Konkret heißt das: Ein bei 24 Grad in der Sonne geparktes Auto kann innerhalb von 20 Minuten eine Innentemperatur von 48 Grad erreichen. Für Hunde führt dies in kurzer Zeit zu einem lebensbedrohlichen Zustand oder sogar zum Tod! Studien zeigen, dass etwa die Hälfte aller Hitzschlag-Patienten trotz intensiver tierärztlicher Betreuung nicht gerettet werden können. Für viele überraschend: Der Tod aufgrund eines Hitzschlags kann bis zu 48 Stunden nach dem Vorfall eintreten. Selbst wenn ein Hund lebend aus einem überhitzten Auto befreit werden kann, gibt es somit keinerlei Garantie, dass er tatsächlich überlebt.

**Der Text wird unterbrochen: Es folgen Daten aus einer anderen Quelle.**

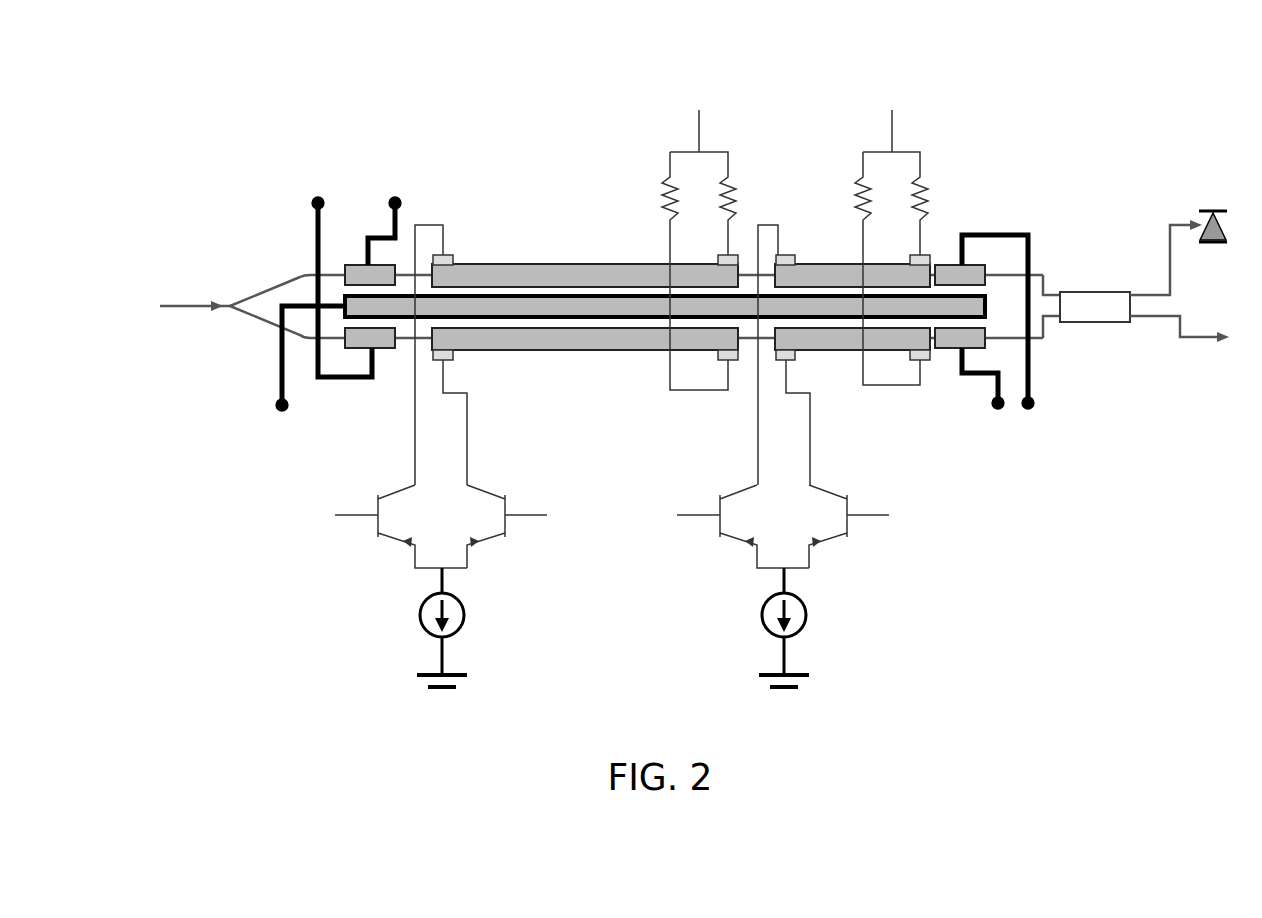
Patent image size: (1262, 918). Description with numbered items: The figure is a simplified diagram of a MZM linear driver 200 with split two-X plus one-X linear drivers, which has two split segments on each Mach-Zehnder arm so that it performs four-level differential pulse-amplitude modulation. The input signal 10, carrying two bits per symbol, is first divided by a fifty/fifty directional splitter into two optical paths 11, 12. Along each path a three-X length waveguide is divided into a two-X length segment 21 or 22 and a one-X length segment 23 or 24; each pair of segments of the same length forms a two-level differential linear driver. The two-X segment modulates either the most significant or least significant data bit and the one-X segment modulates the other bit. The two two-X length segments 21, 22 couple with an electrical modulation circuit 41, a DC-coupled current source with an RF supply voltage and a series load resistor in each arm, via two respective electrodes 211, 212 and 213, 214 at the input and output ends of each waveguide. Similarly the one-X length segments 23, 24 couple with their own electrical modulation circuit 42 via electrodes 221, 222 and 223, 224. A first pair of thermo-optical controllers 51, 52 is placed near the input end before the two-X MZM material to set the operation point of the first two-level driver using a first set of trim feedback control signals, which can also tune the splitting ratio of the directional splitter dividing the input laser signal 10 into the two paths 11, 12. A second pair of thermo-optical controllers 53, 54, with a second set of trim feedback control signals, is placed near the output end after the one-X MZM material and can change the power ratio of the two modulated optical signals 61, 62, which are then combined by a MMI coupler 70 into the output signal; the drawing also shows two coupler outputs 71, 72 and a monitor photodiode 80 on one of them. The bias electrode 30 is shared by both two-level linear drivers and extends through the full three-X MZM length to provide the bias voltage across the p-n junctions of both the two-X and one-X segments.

The MZM linear driver 200 is at (476, 78).
The input signal 10 is at (205, 300).
The first optical path 11 is at (277, 287).
The second optical path 12 is at (295, 337).
The 2X length segment 21 is at (478, 264).
The 2X length segment 22 is at (512, 350).
The 1X length segment 23 is at (810, 264).
The 1X length segment 24 is at (838, 350).
The bias electrode 30 is at (578, 296).
The electrical modulation circuit 41 is at (465, 607).
The electrical modulation circuit 42 is at (807, 607).
The thermo-optical controller 51 is at (355, 263).
The thermo-optical controller 52 is at (383, 350).
The thermo-optical controller 53 is at (950, 263).
The thermo-optical controller 54 is at (950, 348).
The modulated optical signal 61 is at (1040, 272).
The modulated optical signal 62 is at (1042, 340).
The MMI coupler 70 is at (1085, 292).
The first output waveguide 71 is at (1168, 258).
The second output waveguide 72 is at (1195, 340).
The monitor photodiode 80 is at (1212, 212).
The electrode 211 is at (450, 255).
The electrode 212 is at (722, 257).
The electrode 213 is at (452, 356).
The electrode 214 is at (722, 362).
The electrode 221 is at (781, 255).
The electrode 222 is at (915, 256).
The electrode 223 is at (800, 360).
The electrode 224 is at (915, 360).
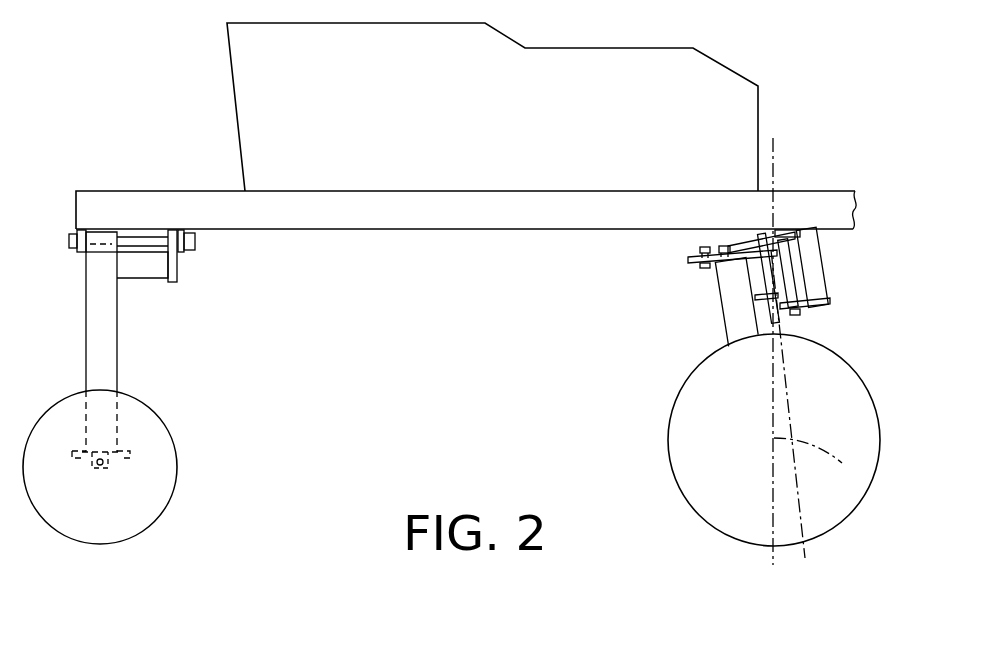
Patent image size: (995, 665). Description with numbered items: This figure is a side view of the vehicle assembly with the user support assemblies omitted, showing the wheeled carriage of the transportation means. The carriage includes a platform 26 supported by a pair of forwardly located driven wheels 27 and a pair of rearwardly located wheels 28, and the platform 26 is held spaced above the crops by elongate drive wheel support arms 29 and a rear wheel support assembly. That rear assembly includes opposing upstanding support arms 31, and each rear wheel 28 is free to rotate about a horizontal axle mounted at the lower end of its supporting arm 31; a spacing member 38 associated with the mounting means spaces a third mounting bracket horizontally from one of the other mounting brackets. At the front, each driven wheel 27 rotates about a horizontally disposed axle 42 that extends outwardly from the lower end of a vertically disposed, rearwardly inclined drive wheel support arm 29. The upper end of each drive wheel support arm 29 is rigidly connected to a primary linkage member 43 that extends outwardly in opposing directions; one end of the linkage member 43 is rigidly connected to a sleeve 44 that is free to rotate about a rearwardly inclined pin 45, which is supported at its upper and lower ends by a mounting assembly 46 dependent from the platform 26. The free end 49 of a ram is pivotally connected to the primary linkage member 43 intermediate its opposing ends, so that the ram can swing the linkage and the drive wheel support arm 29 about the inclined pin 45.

The platform 26 is at (452, 214).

Im Jahr 2025 wurden in Wien 13 Anzeigen wegen im Auto zurückgelassener Hunde verzeichnet. Die Dunkelziffer dürfte deutlich höher liegen. Besonders alarmierend: Auch Parkgaragen bieten keinen sicheren Hitzeschutz! „Viele Menschen glauben fälschlicherweise, dort sei es immer kühler. Doch wir kennen Fälle, in denen die Temperaturen auch in Tiefgaragen lebensbedrohlich waren“, so Persy.
Was tun, wenn man einen zurückgelassenen Hund im Auto entdeckt und Gefahr der Überhitzung droht?
Wenn der Hund stark hechelt, apathisch daliegt und/oder nicht beziehungsweise kaum auf Klopfen und Bewegungen an der Scheibe reagiert, dann
° Sofort die Polizei unter 133 rufen und Autokennzeichen sowie Standort durchgeben.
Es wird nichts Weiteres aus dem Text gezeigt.